At some point in their careers, most executives — even the most talented — will face a power deficit. Regardless of their titles and nominal responsibilities, they will confront situations in which they have insufficient influence and authority to get their job done effectively. Fortunately, two strategies can almost always help the sidelined executive capture more clout and build an enduring power base.
A variety of situations can lead a manager into a power deficit. Demographics (race, ethnicity, gender or age) can contribute to the power-deficient executive’s predicament, as can inexperience, poor reputation, personality, background, training or outlook. It can happen to people with high potential. It can even happen to executives who are already high performers.
Typically, an executive winds up with a power deficit because he or she lacks one or more of the following power sources: legitimacy, critical resources or networks. The high level of interaction between these three sources of power means that a shortage in one can easily produce shortages in the other two.
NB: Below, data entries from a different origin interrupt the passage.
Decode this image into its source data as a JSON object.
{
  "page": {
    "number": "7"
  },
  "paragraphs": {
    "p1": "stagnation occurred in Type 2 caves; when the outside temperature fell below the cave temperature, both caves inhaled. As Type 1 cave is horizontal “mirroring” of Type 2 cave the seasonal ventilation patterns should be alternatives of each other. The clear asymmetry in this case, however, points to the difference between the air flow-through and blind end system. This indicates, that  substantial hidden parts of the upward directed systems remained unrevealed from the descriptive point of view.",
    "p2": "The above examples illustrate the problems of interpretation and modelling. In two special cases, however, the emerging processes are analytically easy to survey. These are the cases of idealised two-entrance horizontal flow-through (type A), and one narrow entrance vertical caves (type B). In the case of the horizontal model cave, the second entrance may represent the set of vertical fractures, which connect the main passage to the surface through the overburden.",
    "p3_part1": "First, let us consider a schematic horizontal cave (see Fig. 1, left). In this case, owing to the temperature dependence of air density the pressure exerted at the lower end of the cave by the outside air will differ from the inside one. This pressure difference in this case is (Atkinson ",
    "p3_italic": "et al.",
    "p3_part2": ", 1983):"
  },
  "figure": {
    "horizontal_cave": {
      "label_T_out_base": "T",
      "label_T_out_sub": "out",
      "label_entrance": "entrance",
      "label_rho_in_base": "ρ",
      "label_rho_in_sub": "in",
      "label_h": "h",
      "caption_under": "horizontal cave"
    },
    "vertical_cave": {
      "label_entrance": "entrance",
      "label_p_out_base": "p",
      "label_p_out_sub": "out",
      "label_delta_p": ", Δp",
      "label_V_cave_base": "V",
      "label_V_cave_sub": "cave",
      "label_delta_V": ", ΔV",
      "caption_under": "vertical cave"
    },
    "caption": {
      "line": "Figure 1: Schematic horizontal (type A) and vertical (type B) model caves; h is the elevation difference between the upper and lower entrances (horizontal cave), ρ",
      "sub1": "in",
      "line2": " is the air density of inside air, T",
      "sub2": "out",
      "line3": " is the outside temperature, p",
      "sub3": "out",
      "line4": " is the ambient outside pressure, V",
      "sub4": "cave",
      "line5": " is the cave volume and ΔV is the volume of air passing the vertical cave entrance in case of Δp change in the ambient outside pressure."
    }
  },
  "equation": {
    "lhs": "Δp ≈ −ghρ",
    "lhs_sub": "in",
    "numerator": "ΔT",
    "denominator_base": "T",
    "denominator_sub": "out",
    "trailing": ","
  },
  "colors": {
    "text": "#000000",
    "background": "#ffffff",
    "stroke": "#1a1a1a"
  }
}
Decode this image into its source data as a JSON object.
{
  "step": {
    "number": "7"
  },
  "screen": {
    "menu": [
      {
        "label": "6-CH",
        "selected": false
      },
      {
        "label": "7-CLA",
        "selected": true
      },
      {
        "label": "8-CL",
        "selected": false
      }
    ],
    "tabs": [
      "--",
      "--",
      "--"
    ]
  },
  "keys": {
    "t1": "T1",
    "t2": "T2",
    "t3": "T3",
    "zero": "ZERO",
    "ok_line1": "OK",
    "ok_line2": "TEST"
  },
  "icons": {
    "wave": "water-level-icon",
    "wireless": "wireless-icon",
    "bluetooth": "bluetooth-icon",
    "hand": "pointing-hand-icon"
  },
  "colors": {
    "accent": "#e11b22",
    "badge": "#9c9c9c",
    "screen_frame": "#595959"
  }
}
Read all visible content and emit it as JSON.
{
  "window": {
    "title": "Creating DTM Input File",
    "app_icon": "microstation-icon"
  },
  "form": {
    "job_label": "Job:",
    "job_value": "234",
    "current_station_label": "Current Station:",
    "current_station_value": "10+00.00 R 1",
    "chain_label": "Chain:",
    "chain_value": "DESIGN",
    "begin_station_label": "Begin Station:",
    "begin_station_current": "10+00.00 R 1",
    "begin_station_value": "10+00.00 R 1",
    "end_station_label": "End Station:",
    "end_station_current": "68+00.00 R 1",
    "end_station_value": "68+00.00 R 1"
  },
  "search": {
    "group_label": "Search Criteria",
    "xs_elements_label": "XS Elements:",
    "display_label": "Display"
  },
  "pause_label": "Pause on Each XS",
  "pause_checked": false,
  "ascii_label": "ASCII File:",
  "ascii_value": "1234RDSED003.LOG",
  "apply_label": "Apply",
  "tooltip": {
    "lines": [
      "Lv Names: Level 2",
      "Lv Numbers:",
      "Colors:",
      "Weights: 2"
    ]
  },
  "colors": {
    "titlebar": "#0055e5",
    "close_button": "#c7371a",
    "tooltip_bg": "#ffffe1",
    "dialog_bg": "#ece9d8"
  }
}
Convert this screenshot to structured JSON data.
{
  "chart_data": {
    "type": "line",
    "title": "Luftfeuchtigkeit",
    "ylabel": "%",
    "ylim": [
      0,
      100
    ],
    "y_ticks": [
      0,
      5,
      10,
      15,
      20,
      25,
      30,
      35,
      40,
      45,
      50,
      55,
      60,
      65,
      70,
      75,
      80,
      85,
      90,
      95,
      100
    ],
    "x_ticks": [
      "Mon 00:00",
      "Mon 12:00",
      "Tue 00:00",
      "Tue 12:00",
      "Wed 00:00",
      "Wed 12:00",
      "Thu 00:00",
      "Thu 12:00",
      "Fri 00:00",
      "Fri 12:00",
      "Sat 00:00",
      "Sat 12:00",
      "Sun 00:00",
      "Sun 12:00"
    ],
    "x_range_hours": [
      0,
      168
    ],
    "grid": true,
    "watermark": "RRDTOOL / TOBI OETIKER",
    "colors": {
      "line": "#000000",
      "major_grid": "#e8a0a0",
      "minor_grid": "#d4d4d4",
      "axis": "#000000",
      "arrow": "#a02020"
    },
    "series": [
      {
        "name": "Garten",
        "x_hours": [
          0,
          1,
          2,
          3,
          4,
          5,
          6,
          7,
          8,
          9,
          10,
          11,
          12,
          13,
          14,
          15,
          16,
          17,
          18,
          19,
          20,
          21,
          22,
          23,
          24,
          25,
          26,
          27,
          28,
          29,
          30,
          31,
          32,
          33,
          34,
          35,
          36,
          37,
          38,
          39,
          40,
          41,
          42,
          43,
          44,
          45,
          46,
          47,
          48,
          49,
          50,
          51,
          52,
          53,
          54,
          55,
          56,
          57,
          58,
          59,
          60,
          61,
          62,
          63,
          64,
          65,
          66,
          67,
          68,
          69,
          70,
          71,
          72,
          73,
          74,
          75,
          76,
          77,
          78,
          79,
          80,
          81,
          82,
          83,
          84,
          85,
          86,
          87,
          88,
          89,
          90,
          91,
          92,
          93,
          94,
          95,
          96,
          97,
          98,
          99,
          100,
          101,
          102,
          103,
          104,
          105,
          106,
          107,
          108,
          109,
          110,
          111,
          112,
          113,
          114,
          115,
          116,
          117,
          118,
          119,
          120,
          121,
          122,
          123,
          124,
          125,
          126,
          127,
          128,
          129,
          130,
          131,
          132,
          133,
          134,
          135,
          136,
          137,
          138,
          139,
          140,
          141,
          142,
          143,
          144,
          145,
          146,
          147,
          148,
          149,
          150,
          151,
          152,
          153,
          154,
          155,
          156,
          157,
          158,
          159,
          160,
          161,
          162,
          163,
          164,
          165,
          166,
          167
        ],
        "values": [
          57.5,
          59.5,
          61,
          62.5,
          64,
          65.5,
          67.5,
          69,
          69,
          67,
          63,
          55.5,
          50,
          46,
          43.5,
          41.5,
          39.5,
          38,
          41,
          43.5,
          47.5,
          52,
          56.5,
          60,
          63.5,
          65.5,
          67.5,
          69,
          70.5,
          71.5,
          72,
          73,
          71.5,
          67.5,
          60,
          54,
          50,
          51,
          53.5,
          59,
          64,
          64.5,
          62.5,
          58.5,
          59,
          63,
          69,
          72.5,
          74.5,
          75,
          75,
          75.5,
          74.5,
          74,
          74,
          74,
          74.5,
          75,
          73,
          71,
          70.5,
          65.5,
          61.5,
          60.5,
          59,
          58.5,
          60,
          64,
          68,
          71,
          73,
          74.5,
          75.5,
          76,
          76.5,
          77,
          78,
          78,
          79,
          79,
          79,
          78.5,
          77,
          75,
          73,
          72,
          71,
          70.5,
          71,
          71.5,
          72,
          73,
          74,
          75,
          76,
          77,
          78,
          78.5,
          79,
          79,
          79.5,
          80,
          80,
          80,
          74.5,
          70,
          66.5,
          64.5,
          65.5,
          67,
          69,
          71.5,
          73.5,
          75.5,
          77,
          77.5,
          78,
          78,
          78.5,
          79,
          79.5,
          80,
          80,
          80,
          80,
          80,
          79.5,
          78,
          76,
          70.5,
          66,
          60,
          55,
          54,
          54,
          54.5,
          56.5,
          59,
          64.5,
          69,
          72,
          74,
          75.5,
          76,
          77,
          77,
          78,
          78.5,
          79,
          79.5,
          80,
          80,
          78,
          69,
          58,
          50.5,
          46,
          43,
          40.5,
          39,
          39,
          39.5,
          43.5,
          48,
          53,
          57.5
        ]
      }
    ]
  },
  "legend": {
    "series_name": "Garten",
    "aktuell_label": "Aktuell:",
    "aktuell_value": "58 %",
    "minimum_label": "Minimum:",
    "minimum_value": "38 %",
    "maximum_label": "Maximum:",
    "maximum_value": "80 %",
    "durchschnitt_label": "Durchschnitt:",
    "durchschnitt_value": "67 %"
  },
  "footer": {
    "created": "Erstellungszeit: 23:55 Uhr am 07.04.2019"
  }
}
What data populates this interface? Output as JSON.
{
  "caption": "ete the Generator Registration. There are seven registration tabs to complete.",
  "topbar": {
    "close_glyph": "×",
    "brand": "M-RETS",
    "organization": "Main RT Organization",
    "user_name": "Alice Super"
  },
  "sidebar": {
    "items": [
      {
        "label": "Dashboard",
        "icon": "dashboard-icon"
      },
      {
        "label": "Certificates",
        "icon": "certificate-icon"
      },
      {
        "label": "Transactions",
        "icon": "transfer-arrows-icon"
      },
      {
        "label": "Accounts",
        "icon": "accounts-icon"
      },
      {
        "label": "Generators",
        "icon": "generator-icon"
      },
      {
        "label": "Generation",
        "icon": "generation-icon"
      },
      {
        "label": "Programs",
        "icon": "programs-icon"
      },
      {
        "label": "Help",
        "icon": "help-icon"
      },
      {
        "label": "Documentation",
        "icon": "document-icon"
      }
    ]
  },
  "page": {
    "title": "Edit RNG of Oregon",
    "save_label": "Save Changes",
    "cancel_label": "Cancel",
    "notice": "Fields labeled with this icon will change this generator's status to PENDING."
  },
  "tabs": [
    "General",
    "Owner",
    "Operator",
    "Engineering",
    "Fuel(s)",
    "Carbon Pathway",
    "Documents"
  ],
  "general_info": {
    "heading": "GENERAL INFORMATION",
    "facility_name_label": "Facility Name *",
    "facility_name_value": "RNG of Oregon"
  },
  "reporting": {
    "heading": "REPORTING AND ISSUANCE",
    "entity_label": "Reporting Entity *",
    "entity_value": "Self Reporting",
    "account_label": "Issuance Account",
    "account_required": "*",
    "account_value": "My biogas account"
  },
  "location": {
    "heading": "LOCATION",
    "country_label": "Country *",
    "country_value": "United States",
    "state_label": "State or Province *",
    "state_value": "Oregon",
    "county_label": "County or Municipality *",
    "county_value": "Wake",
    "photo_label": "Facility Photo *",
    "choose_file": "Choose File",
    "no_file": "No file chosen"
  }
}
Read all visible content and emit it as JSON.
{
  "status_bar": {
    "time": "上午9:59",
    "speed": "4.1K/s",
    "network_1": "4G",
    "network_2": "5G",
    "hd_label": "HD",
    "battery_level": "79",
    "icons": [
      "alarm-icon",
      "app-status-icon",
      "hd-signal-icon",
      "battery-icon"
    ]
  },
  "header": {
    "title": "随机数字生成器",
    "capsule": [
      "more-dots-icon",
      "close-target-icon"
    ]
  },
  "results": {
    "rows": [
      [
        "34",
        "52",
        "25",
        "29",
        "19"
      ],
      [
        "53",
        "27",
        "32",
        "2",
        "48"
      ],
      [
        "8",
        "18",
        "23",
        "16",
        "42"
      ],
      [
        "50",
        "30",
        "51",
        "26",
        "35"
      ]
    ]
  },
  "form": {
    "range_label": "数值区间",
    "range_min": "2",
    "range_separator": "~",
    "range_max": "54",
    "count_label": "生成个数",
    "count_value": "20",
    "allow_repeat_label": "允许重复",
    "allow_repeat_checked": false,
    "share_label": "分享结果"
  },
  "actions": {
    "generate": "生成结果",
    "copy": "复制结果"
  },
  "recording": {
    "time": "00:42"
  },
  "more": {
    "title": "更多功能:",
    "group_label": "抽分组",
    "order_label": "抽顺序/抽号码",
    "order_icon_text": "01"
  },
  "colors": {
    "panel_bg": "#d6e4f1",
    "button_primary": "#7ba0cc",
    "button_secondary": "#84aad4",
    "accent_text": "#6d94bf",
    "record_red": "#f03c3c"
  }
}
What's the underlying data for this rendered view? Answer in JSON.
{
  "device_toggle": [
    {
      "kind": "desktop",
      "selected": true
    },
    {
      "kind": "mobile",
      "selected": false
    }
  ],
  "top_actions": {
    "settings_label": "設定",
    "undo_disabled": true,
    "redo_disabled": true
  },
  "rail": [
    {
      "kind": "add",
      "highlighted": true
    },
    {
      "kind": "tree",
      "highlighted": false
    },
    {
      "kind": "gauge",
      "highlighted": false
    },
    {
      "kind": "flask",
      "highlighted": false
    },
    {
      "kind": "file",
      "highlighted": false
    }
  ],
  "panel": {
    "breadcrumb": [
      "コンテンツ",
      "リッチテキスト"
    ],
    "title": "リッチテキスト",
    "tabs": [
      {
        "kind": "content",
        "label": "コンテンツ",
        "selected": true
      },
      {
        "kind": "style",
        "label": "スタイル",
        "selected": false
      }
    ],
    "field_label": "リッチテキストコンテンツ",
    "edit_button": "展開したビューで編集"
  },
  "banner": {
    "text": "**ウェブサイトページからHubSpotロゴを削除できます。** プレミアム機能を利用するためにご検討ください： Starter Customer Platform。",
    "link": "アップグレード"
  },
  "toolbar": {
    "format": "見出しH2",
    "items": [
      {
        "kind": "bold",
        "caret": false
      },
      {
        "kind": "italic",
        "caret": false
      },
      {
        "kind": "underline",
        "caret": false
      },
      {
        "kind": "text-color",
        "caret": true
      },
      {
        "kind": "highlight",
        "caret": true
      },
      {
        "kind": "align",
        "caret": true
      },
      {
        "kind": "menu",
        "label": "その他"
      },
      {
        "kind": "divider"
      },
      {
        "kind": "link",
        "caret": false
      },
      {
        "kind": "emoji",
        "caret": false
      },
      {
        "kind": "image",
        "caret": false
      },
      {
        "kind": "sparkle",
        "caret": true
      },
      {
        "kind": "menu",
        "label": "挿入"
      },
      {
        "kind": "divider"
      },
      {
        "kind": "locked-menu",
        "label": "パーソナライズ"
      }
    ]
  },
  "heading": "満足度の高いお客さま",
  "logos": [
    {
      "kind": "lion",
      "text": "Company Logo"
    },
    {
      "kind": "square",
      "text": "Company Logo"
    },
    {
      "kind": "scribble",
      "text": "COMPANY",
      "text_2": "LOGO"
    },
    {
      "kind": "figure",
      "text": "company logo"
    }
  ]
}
The authors argue that, generally, executives who have a power deficit can solve the problem in one of two ways: they must either play the game more effectively or change the game by, for instance, reshaping their role in the organization. The authors offer examples and recommendations and provide a short questionnaire to help managers identify potential power deficits.
The good news is that the odds of success are good. The authors report that in their coaching work with 179 executives who wrestled with power deficits, only four failed to improve the situation.